すでに岡田新監督は、ホームラン後のパフォーマンスや、佐藤が第一ボタンを外していることについて、はっきりと不快感を口にしている。選手たちの側からすると、いままで許されてきたことが禁止されることになる。
わたしだったら、新監督に強く昭和を感じてしまう。
前回岡田監督が阪神を率いた時代、元号は令和ではなく平成だった。星野監督の下でコーチを務めていたこともあって、選手たちにとっては身近な存在であり、また、現役時代の雄姿を知る選手も多かった。岡田監督の言葉を選手たちが受け入れる素地が、しっかりと出来上がっていた。
だが、いまや時代は令和であり、糸井が引退したいまの阪神には、ただの一人も、バックスクリーン3連発の時に生まれていた選手はいない。
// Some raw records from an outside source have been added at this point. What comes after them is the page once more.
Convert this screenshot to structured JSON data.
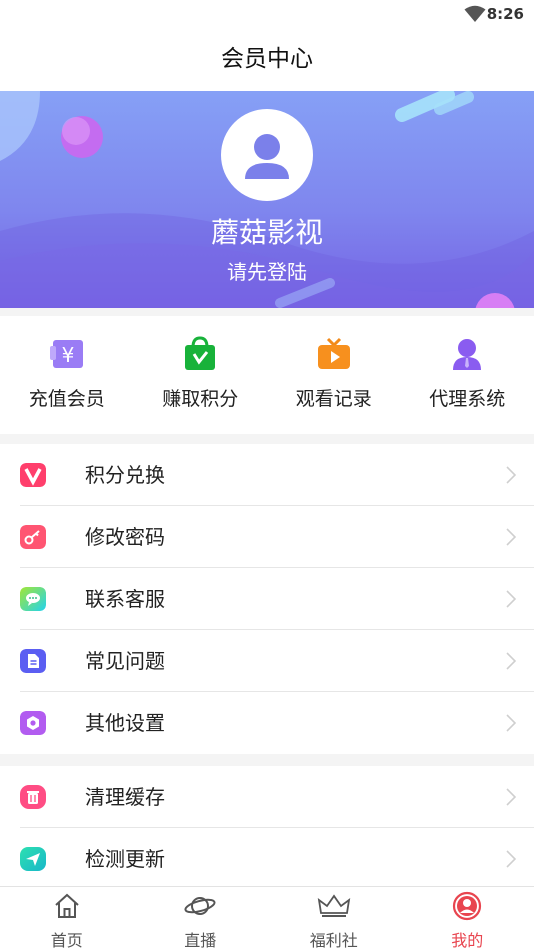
{
  "status_bar": {
    "time": "8:26"
  },
  "header": {
    "title": "会员中心"
  },
  "profile": {
    "app_name": "蘑菇影视",
    "login_prompt": "请先登陆"
  },
  "quick_actions": [
    {
      "label": "充值会员",
      "icon": "yen-card-icon"
    },
    {
      "label": "赚取积分",
      "icon": "shopping-bag-icon"
    },
    {
      "label": "观看记录",
      "icon": "tv-icon"
    },
    {
      "label": "代理系统",
      "icon": "agent-person-icon"
    }
  ],
  "menu_group_1": [
    {
      "label": "积分兑换",
      "icon": "v-logo-icon"
    },
    {
      "label": "修改密码",
      "icon": "key-icon"
    },
    {
      "label": "联系客服",
      "icon": "chat-bubble-icon"
    },
    {
      "label": "常见问题",
      "icon": "document-icon"
    },
    {
      "label": "其他设置",
      "icon": "gear-icon"
    }
  ],
  "menu_group_2": [
    {
      "label": "清理缓存",
      "icon": "trash-icon"
    },
    {
      "label": "检测更新",
      "icon": "send-icon"
    }
  ],
  "tabbar": [
    {
      "label": "首页",
      "icon": "home-icon"
    },
    {
      "label": "直播",
      "icon": "planet-icon"
    },
    {
      "label": "福利社",
      "icon": "crown-icon"
    },
    {
      "label": "我的",
      "icon": "user-circle-icon",
      "active": true
    }
  ],
  "colors": {
    "accent": "#e8454f",
    "hero_top": "#86a0f6",
    "hero_bottom": "#7562e4"
  }
}
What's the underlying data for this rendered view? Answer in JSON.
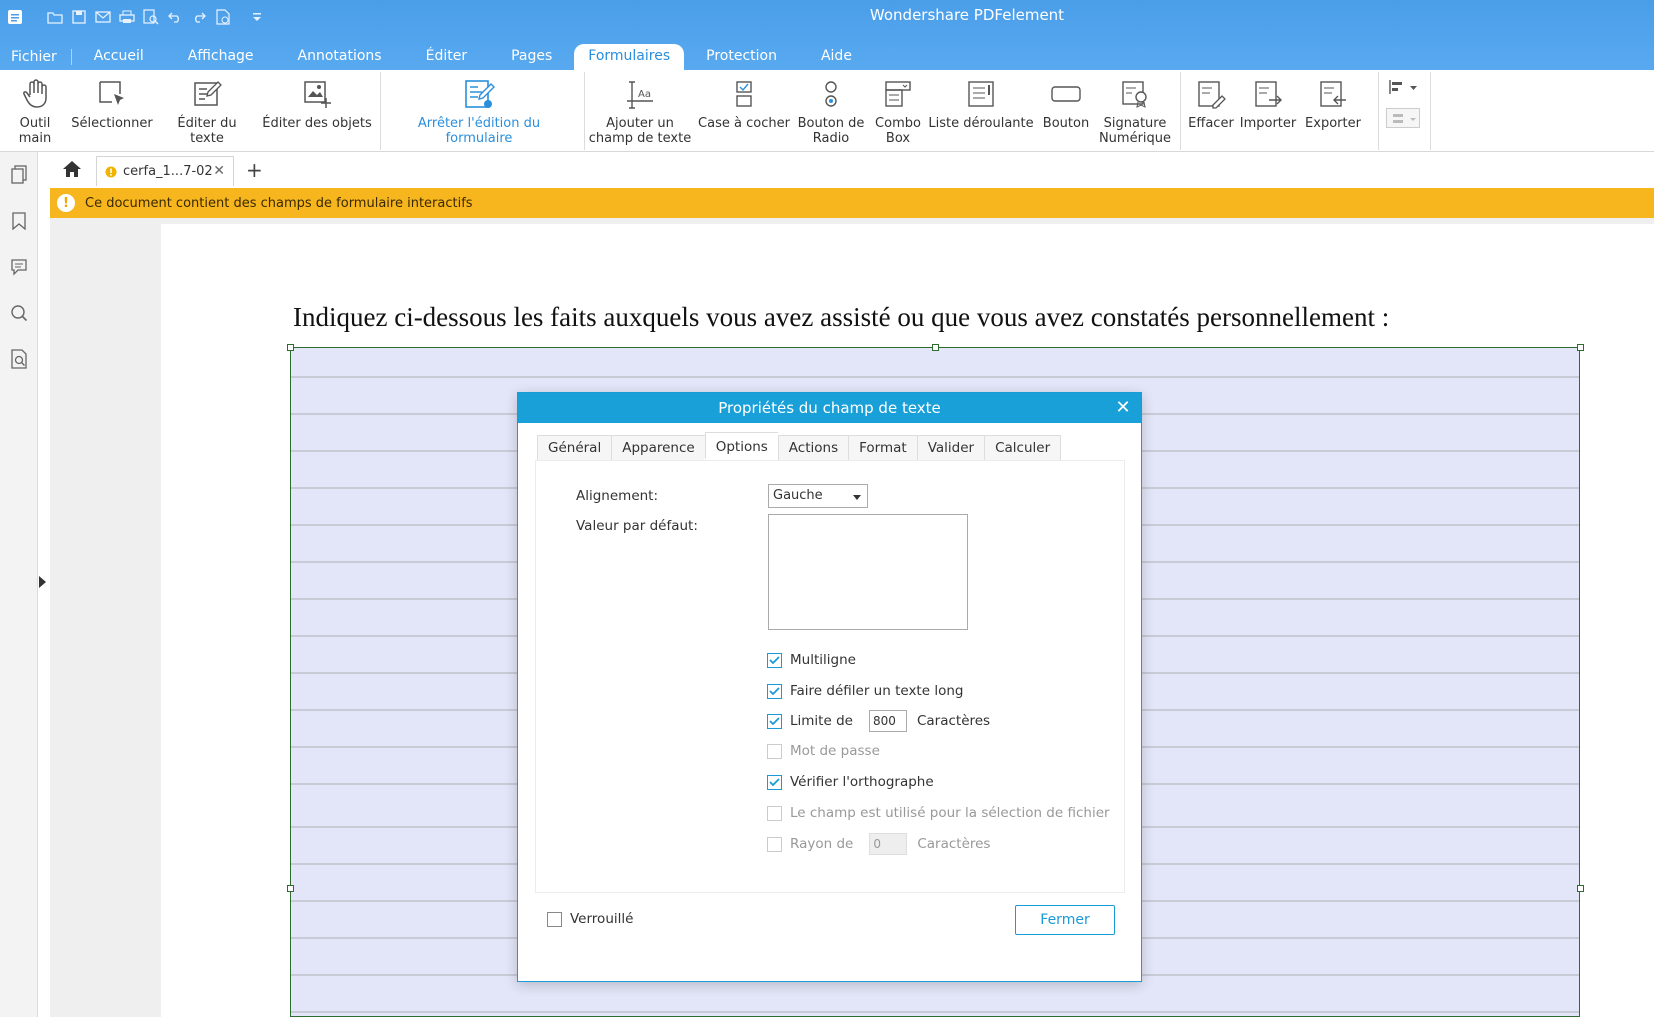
{
  "app": {
    "title": "Wondershare PDFelement"
  },
  "menu": {
    "items": [
      "Fichier",
      "Accueil",
      "Affichage",
      "Annotations",
      "Éditer",
      "Pages",
      "Formulaires",
      "Protection",
      "Aide"
    ],
    "active": "Formulaires"
  },
  "ribbon": {
    "outil_main": "Outil main",
    "selectionner": "Sélectionner",
    "editer_texte": "Éditer du texte",
    "editer_objets": "Éditer des objets",
    "arreter_edition": "Arrêter l'édition du formulaire",
    "ajouter_champ_1": "Ajouter un",
    "ajouter_champ_2": "champ de texte",
    "case_cocher": "Case à cocher",
    "bouton_radio_1": "Bouton de",
    "bouton_radio_2": "Radio",
    "combo_1": "Combo",
    "combo_2": "Box",
    "liste": "Liste déroulante",
    "bouton": "Bouton",
    "signature_1": "Signature",
    "signature_2": "Numérique",
    "effacer": "Effacer",
    "importer": "Importer",
    "exporter": "Exporter"
  },
  "tabs": {
    "document": "cerfa_1...7-02"
  },
  "notice": {
    "text": "Ce document contient des champs de formulaire interactifs"
  },
  "document": {
    "heading": "Indiquez ci-dessous les faits auxquels vous avez assisté ou que vous avez constatés personnellement :"
  },
  "dialog": {
    "title": "Propriétés du champ de texte",
    "tabs": [
      "Général",
      "Apparence",
      "Options",
      "Actions",
      "Format",
      "Valider",
      "Calculer"
    ],
    "active_tab": "Options",
    "alignment_label": "Alignement:",
    "alignment_value": "Gauche",
    "default_value_label": "Valeur par défaut:",
    "options": {
      "multiligne": {
        "label": "Multiligne",
        "checked": true
      },
      "defiler": {
        "label": "Faire défiler un texte long",
        "checked": true
      },
      "limite": {
        "label": "Limite de",
        "checked": true,
        "value": "800",
        "unit": "Caractères"
      },
      "mot_de_passe": {
        "label": "Mot de passe",
        "checked": false
      },
      "orthographe": {
        "label": "Vérifier l'orthographe",
        "checked": true
      },
      "selection_fichier": {
        "label": "Le champ est utilisé pour la sélection de fichier",
        "checked": false
      },
      "rayon": {
        "label": "Rayon de",
        "checked": false,
        "value": "0",
        "unit": "Caractères"
      }
    },
    "verrouille": "Verrouillé",
    "fermer": "Fermer"
  },
  "colors": {
    "accent": "#1aa0d8",
    "titlebar": "#4a9ee8",
    "notice": "#f7b51e",
    "field": "#e3e6f8"
  }
}
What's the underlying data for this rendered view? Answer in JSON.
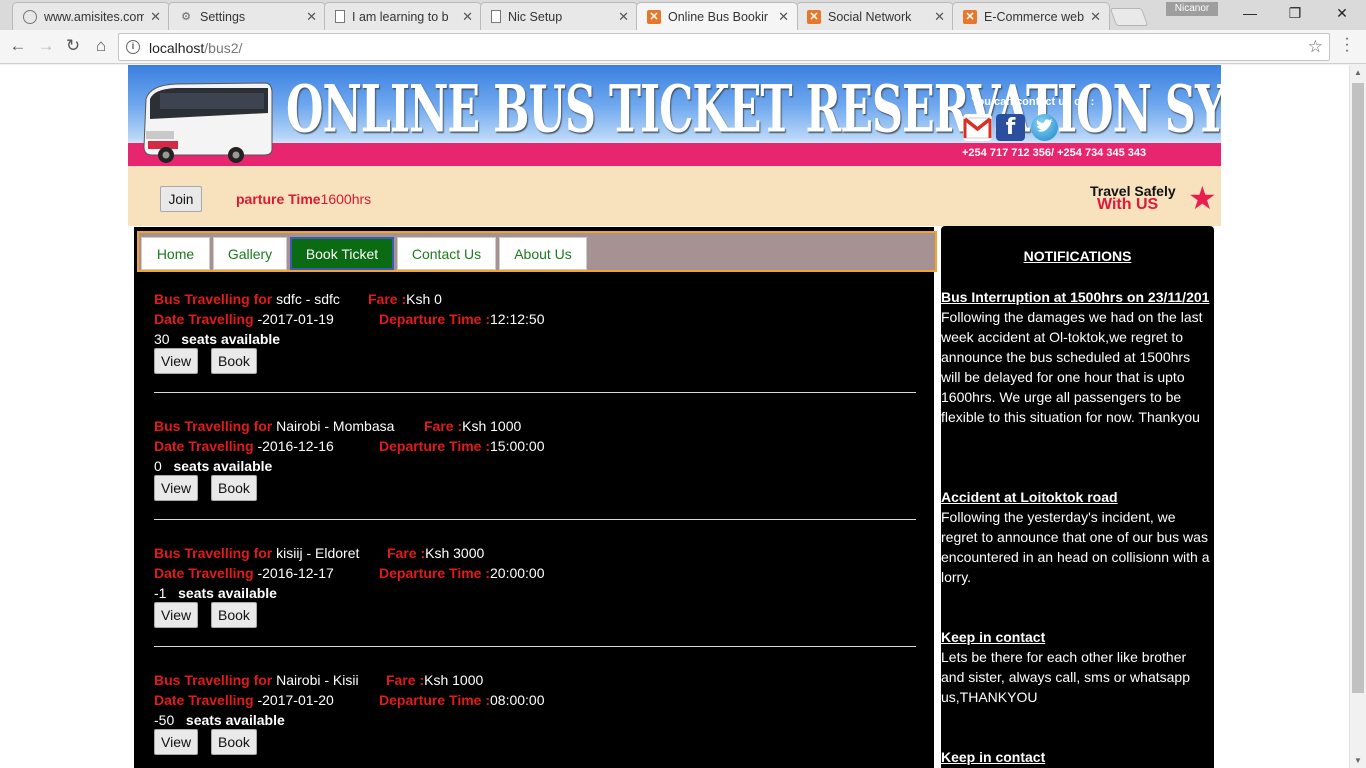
{
  "browser": {
    "tabs": [
      {
        "title": "www.amisites.com",
        "icon": "globe-icon"
      },
      {
        "title": "Settings",
        "icon": "gear-icon"
      },
      {
        "title": "I am learning to b",
        "icon": "page-icon"
      },
      {
        "title": "Nic Setup",
        "icon": "page-icon"
      },
      {
        "title": "Online Bus Bookir",
        "icon": "xampp-icon"
      },
      {
        "title": "Social Network",
        "icon": "xampp-icon"
      },
      {
        "title": "E-Commerce web",
        "icon": "xampp-icon"
      }
    ],
    "active_tab": 4,
    "profile_name": "Nicanor",
    "url_host": "localhost",
    "url_path": "/bus2/"
  },
  "banner": {
    "title": "ONLINE BUS TICKET RESERVATION SYSTEM",
    "contact_label": "You can contact us on :",
    "phones": "+254 717 712 356/ +254 734 345 343",
    "social_icons": [
      "gmail-icon",
      "facebook-icon",
      "twitter-icon"
    ]
  },
  "strip": {
    "join_label": "Join",
    "marquee_prefix": "parture Time",
    "marquee_value": "1600hrs",
    "travel_line1": "Travel Safely",
    "travel_line2": "With US"
  },
  "nav": {
    "items": [
      "Home",
      "Gallery",
      "Book Ticket",
      "Contact Us",
      "About Us"
    ],
    "active": "Book Ticket"
  },
  "labels": {
    "bus_travelling_for": "Bus Travelling for",
    "fare": "Fare :",
    "date_travelling": "Date Travelling",
    "departure_time": "Departure Time :",
    "seats_available": "seats available",
    "view": "View",
    "book": "Book"
  },
  "buses": [
    {
      "route": "sdfc - sdfc",
      "fare": "Ksh 0",
      "date": "-2017-01-19",
      "departure": "12:12:50",
      "seats": "30"
    },
    {
      "route": "Nairobi - Mombasa",
      "fare": "Ksh 1000",
      "date": "-2016-12-16",
      "departure": "15:00:00",
      "seats": "0"
    },
    {
      "route": "kisiij - Eldoret",
      "fare": "Ksh 3000",
      "date": "-2016-12-17",
      "departure": "20:00:00",
      "seats": "-1"
    },
    {
      "route": "Nairobi - Kisii",
      "fare": "Ksh 1000",
      "date": "-2017-01-20",
      "departure": "08:00:00",
      "seats": "-50"
    }
  ],
  "notifications": {
    "title": "NOTIFICATIONS",
    "items": [
      {
        "heading": "Bus Interruption at 1500hrs on 23/11/201",
        "body": "Following the damages we had on the last week accident at Ol-toktok,we regret to announce the bus scheduled at 1500hrs will be delayed for one hour that is upto 1600hrs. We urge all passengers to be flexible to this situation for now. Thankyou"
      },
      {
        "heading": "Accident at Loitoktok road",
        "body": "Following the yesterday's incident, we regret to announce that one of our bus was encountered in an head on collisionn with a lorry."
      },
      {
        "heading": "Keep in contact",
        "body": "Lets be there for each other like brother and sister, always call, sms or whatsapp us,THANKYOU"
      },
      {
        "heading": "Keep in contact",
        "body": ""
      }
    ]
  },
  "colors": {
    "accent_red": "#e01b1b",
    "active_nav": "#0a6b12",
    "banner_pink": "#e8266f",
    "strip_bg": "#f7e2bd"
  }
}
岡田監督の言葉だから、と無条件で受け入れる層は、確実に以前より少なくなっている。
勝ち星が重なっていけば問題はない。選手にとってのいい監督とは、まず自分を使ってくれる監督であり、勝たせてくれる監督。勝てば、疑心暗鬼も消える。
問題は、監督の計算通りに進まなかったとき。前監督との違いが、不満という形になって噴出することも考えられる。
岡田監督が卓越した野球理論、勝負勘の持ち主だというのは、彼を取材した記者からよく聞くことでもある。だが、どれほど立派な理論があろうとも、それが選手に伝わらなければ、響かなければ意味はない。
俺は岡田だ、監督だ、だから言うことを聞け──ではなかなかに通じにくい状況が、いまの阪神にはある。
そこを屈伏させるのか、選手に歩み寄る道を選ぶのか。
昭和か、令和か。
どちらの時代が劣り、どちらの時代が優れているわけではない。ただ、ヤクルトの高津監督やオリックスの中島監督を見ても、成功する監督のイメージが以前とは明らかに違ってきている。一方で、あれほどの実績のある巨人・原監督に対する風当たりの厳しさは、少なくとも、ファンの間では監督に求めるものが変わりつつあることも痛感させられる。
岡田体制の1年目は、だから、阪神のみならず、野球界全体の未来を占うことになるのでは、という気がいまはしている。
流れは加速するのか、それとも、揺り戻すのか。
個人的には、阪神を見る新たな楽しみが加わった気分である。